Tuesday, July 11, 2017

The Ministry of Utmost Happiness : An authentic, beautiful mess

It’s untidy. Like the India in which it is set. Characters, each of whom deserves a novel himself/ herself, drift in and out. All the causes worth fighting about, in this strange, beautiful country of ours, find their space - gender, caste, religion, class, Kashmir. All the major political events in the last three decades are there in some form or the other. Like I said before, it’s a complete unholy mess. Like watching the world in Krishna’s mouth.
It works, though. Because somehow, in spite of the overwhelming political backdrop, Arundhati Roy does what she does best.
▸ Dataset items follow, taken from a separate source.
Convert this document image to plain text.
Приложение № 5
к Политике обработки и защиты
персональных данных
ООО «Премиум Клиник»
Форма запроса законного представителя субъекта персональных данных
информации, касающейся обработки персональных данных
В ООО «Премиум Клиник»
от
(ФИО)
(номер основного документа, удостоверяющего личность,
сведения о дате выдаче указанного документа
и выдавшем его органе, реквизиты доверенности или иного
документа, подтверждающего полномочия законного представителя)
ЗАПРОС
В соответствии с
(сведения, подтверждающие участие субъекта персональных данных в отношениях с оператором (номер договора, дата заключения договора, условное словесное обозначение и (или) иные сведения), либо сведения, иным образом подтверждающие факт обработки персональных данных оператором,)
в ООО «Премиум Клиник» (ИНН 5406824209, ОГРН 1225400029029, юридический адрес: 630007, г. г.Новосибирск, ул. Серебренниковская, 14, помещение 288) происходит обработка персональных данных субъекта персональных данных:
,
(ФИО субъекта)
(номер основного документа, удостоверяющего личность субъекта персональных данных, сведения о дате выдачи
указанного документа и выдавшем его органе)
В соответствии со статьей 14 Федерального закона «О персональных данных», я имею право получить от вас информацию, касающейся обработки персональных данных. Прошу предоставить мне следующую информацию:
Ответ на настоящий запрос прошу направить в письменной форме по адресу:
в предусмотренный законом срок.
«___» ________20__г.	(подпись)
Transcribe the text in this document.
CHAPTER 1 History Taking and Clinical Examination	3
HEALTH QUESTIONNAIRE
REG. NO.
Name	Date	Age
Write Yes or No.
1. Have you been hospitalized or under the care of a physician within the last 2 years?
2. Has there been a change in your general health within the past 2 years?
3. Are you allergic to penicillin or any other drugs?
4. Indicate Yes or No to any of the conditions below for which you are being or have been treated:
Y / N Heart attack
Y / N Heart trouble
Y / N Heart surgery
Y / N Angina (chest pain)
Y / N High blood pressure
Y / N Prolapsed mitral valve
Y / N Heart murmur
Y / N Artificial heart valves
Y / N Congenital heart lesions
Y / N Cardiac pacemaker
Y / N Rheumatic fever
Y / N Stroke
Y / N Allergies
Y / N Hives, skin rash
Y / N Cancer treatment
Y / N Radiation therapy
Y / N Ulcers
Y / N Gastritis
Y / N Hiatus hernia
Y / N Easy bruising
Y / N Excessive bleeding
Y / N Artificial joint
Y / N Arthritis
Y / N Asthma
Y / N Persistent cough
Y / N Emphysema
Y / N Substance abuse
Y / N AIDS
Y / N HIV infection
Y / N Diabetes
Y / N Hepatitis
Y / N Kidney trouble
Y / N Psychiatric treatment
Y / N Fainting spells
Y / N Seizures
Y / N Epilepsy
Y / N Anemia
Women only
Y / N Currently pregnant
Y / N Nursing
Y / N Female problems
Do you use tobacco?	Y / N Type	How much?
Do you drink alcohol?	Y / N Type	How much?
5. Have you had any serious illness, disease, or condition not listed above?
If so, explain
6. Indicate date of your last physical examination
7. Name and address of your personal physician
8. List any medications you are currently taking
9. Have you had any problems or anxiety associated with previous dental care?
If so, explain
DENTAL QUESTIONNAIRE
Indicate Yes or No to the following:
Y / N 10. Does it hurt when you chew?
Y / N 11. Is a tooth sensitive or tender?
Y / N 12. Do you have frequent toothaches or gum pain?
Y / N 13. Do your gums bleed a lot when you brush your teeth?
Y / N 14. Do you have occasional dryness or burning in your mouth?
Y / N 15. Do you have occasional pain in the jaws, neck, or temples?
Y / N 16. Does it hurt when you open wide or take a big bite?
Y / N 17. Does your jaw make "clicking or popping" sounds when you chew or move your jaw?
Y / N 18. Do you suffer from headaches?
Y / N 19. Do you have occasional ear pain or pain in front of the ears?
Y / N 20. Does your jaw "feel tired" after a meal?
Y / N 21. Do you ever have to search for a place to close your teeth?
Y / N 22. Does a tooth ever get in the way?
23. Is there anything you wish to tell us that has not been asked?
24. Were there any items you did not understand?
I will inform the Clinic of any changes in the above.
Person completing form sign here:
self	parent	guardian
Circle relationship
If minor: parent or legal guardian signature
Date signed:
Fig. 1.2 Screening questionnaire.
Makes you care about the small people - the boy Aftab who becomes a girl Anjum, my favourite character in the book; the IB officer Biplab Dasgupta, on the wrong side of the war in Kashmir; Gulrez, the old, simple Kashmiri, who is killed and paraded as a dreaded militant; Dayachand, aka Saddam Hussein, the lower caste boy who sees his father lynched by upper caste Hindus as he clears a dead cow’s carcass; Azad Bharathiya Guru, on permanent fast in Jantar Mantar; Maoist Revathy, raped and tortured, and yet writing to the world from her grave.
The small people stand tall amongst the ruins. They make the fight worth fighting. They are the redeemers, the salvation of a world gone horribly wrong. They make the book.
My least favourite character was Tilo - an amalgamation of Rahel and Ammu from GOST and Arundhati herself. It’s a rehashed character and feels like it. But she is the conduit to another beautiful character - Kashmir.
Yes, Kashmir is a character by itself. Roy has some exquisite passages describing its beauty amongst the rubble of a self-destructive war. It’s a long death spiral we cannot look away from - and it forms some of the most powerful parts of the book.

The Ministry of Utmost Happiness is a great read. It is also an important one as it conflates some of our country’s biggest issues into fiction. Is it great fiction? Yes, the agenda could have been better framed. The pulpit could have been better disguised. But then, would it have been an authentic Arundhati Roy? And can anyone ask for anything more than an authentic Arundhati Roy - conscience-keeper, rebel, wordsmith, a god of small things?